Assumption: Homogeneity of variance

Show the code
plot(check_heteroskedasticity(pen.body.bill))

Holy non-flat relationship Batman. The variance of Y is not constant. This is a warning that our linear model does not fit the data well and we should look into possible refinements and improvements.

Model-check Posterior Predictions

Show the code
plot(check_posterior_predictions(pen.body.bill))

This check compares the distribution of predicted values to the distribution of observed values. In this example the observed distribution of bill length is bimodal, and so the model is overestimating some values and underestimating others. There is clearly some other confounding variable that predicts bill length better than just body mass.

5. Write a conclusion in context of the problem.

Show the code
pen.body.bill |> coefficients() 
 (Intercept)  body_mass_g 
26.898872424  0.004051417 
Show the code
pen.body.bill |> confint()
                   2.5 %       97.5 %
(Intercept) 24.402502194 29.395242653
body_mass_g  0.003467795  0.004635038
Show the code
pen.body.bill |> r2()
# R2 for Linear Regression
       R2: 0.354
  adj. R2: 0.352

Each 1g increase in body mass of a penguin is associated with a significant increase of 0.004 (0.0035, 0.0046) mm of bill length (p<.0001).

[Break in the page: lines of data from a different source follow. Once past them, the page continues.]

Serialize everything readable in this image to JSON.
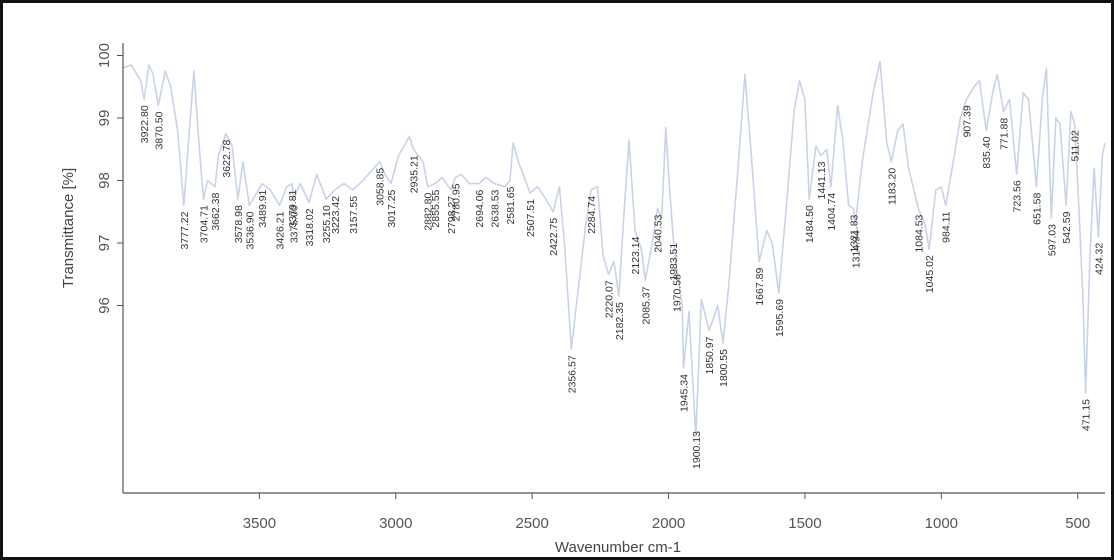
{
  "chart_data": {
    "type": "line",
    "xlabel": "Wavenumber cm-1",
    "ylabel": "Transmittance [%]",
    "xlim": [
      4000,
      400
    ],
    "ylim": [
      93,
      100.2
    ],
    "x_reversed": true,
    "grid": false,
    "line_color": "#c9d3e8",
    "axis_color": "#555555",
    "xticks": [
      3500,
      3000,
      2500,
      2000,
      1500,
      1000,
      500
    ],
    "yticks": [
      96,
      97,
      98,
      99,
      100
    ],
    "series": [
      {
        "points": [
          [
            4000,
            99.8
          ],
          [
            3970,
            99.85
          ],
          [
            3935,
            99.6
          ],
          [
            3922.8,
            99.3
          ],
          [
            3905,
            99.85
          ],
          [
            3890,
            99.7
          ],
          [
            3870.5,
            99.2
          ],
          [
            3845,
            99.75
          ],
          [
            3825,
            99.5
          ],
          [
            3800,
            98.8
          ],
          [
            3777.22,
            97.6
          ],
          [
            3755,
            98.9
          ],
          [
            3740,
            99.75
          ],
          [
            3720,
            98.5
          ],
          [
            3704.71,
            97.7
          ],
          [
            3690,
            98.0
          ],
          [
            3662.38,
            97.9
          ],
          [
            3650,
            98.4
          ],
          [
            3622.78,
            98.75
          ],
          [
            3600,
            98.55
          ],
          [
            3578.98,
            97.7
          ],
          [
            3560,
            98.3
          ],
          [
            3536.9,
            97.6
          ],
          [
            3510,
            97.8
          ],
          [
            3489.91,
            97.95
          ],
          [
            3460,
            97.85
          ],
          [
            3426.21,
            97.6
          ],
          [
            3400,
            97.9
          ],
          [
            3379.81,
            97.95
          ],
          [
            3375,
            97.7
          ],
          [
            3350,
            97.95
          ],
          [
            3318.02,
            97.65
          ],
          [
            3290,
            98.1
          ],
          [
            3255.1,
            97.7
          ],
          [
            3223.42,
            97.85
          ],
          [
            3190,
            97.95
          ],
          [
            3157.55,
            97.85
          ],
          [
            3120,
            98.0
          ],
          [
            3080,
            98.2
          ],
          [
            3058.85,
            98.3
          ],
          [
            3040,
            98.1
          ],
          [
            3017.25,
            97.95
          ],
          [
            2990,
            98.4
          ],
          [
            2950,
            98.7
          ],
          [
            2935.21,
            98.5
          ],
          [
            2900,
            98.3
          ],
          [
            2882.8,
            97.9
          ],
          [
            2855.55,
            97.95
          ],
          [
            2830,
            98.05
          ],
          [
            2798.27,
            97.85
          ],
          [
            2780.95,
            98.05
          ],
          [
            2760,
            98.1
          ],
          [
            2730,
            97.95
          ],
          [
            2694.06,
            97.95
          ],
          [
            2670,
            98.05
          ],
          [
            2638.53,
            97.95
          ],
          [
            2600,
            97.9
          ],
          [
            2581.65,
            98.0
          ],
          [
            2570,
            98.6
          ],
          [
            2550,
            98.3
          ],
          [
            2507.51,
            97.8
          ],
          [
            2480,
            97.9
          ],
          [
            2450,
            97.7
          ],
          [
            2422.75,
            97.5
          ],
          [
            2400,
            97.9
          ],
          [
            2380,
            96.9
          ],
          [
            2356.57,
            95.3
          ],
          [
            2330,
            96.3
          ],
          [
            2305,
            97.25
          ],
          [
            2284.74,
            97.85
          ],
          [
            2260,
            97.9
          ],
          [
            2240,
            96.8
          ],
          [
            2220.07,
            96.5
          ],
          [
            2200,
            96.7
          ],
          [
            2182.35,
            96.15
          ],
          [
            2160,
            97.7
          ],
          [
            2145,
            98.65
          ],
          [
            2123.14,
            97.2
          ],
          [
            2100,
            96.9
          ],
          [
            2085.37,
            96.4
          ],
          [
            2060,
            97.0
          ],
          [
            2040.53,
            97.55
          ],
          [
            2025,
            97.4
          ],
          [
            2010,
            98.85
          ],
          [
            2000,
            98.1
          ],
          [
            1983.51,
            97.1
          ],
          [
            1970.58,
            96.6
          ],
          [
            1950,
            96.0
          ],
          [
            1945.34,
            95.0
          ],
          [
            1925,
            95.9
          ],
          [
            1900.13,
            93.9
          ],
          [
            1880,
            96.1
          ],
          [
            1850.97,
            95.6
          ],
          [
            1820,
            96.0
          ],
          [
            1800.55,
            95.4
          ],
          [
            1780,
            96.3
          ],
          [
            1740,
            98.5
          ],
          [
            1720,
            99.7
          ],
          [
            1700,
            98.6
          ],
          [
            1667.89,
            96.7
          ],
          [
            1640,
            97.2
          ],
          [
            1620,
            97.0
          ],
          [
            1595.69,
            96.2
          ],
          [
            1570,
            97.5
          ],
          [
            1540,
            99.1
          ],
          [
            1520,
            99.6
          ],
          [
            1500,
            99.3
          ],
          [
            1484.5,
            97.7
          ],
          [
            1460,
            98.55
          ],
          [
            1441.13,
            98.4
          ],
          [
            1420,
            98.5
          ],
          [
            1404.74,
            97.9
          ],
          [
            1380,
            99.2
          ],
          [
            1360,
            98.6
          ],
          [
            1340,
            97.6
          ],
          [
            1321.83,
            97.55
          ],
          [
            1314.94,
            97.3
          ],
          [
            1290,
            98.3
          ],
          [
            1250,
            99.4
          ],
          [
            1225,
            99.9
          ],
          [
            1200,
            98.6
          ],
          [
            1183.2,
            98.3
          ],
          [
            1160,
            98.8
          ],
          [
            1140,
            98.9
          ],
          [
            1120,
            98.2
          ],
          [
            1084.53,
            97.55
          ],
          [
            1060,
            97.3
          ],
          [
            1045.02,
            96.9
          ],
          [
            1020,
            97.85
          ],
          [
            1000,
            97.9
          ],
          [
            984.11,
            97.6
          ],
          [
            960,
            98.2
          ],
          [
            930,
            99.0
          ],
          [
            907.39,
            99.3
          ],
          [
            880,
            99.5
          ],
          [
            860,
            99.6
          ],
          [
            835.4,
            98.8
          ],
          [
            810,
            99.45
          ],
          [
            795,
            99.7
          ],
          [
            771.88,
            99.1
          ],
          [
            750,
            99.3
          ],
          [
            723.56,
            98.1
          ],
          [
            700,
            99.4
          ],
          [
            680,
            99.3
          ],
          [
            651.58,
            97.9
          ],
          [
            630,
            99.3
          ],
          [
            615,
            99.8
          ],
          [
            597.03,
            97.4
          ],
          [
            580,
            99.0
          ],
          [
            565,
            98.9
          ],
          [
            542.59,
            97.6
          ],
          [
            525,
            99.1
          ],
          [
            511.02,
            98.9
          ],
          [
            495,
            97.5
          ],
          [
            480,
            96.0
          ],
          [
            471.15,
            94.6
          ],
          [
            455,
            96.8
          ],
          [
            440,
            98.2
          ],
          [
            424.32,
            97.1
          ],
          [
            410,
            98.4
          ],
          [
            400,
            98.6
          ]
        ]
      }
    ],
    "peak_labels": [
      "3922.80",
      "3870.50",
      "3777.22",
      "3704.71",
      "3662.38",
      "3622.78",
      "3578.98",
      "3536.90",
      "3489.91",
      "3426.21",
      "3379.81",
      "3375.00",
      "3318.02",
      "3255.10",
      "3223.42",
      "3157.55",
      "3058.85",
      "3017.25",
      "2935.21",
      "2882.80",
      "2855.55",
      "2798.27",
      "2780.95",
      "2694.06",
      "2638.53",
      "2581.65",
      "2507.51",
      "2422.75",
      "2356.57",
      "2284.74",
      "2220.07",
      "2182.35",
      "2123.14",
      "2085.37",
      "2040.53",
      "1983.51",
      "1970.58",
      "1945.34",
      "1900.13",
      "1850.97",
      "1800.55",
      "1667.89",
      "1595.69",
      "1484.50",
      "1441.13",
      "1404.74",
      "1321.83",
      "1314.94",
      "1183.20",
      "1084.53",
      "1045.02",
      "984.11",
      "907.39",
      "835.40",
      "771.88",
      "723.56",
      "651.58",
      "597.03",
      "542.59",
      "511.02",
      "471.15",
      "424.32"
    ]
  }
}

An increase of 1kg of body mass in a penguin corresponds to a 4(3.5, 4.6) mm increase in bill length.

Body mass explains 35.4% of the variation in bill length.

However, model diagnostics indicate that a linear model may not be appropriate for this relationship. The assumption of constant variance is not upheld and there may be another variable that affects bill length.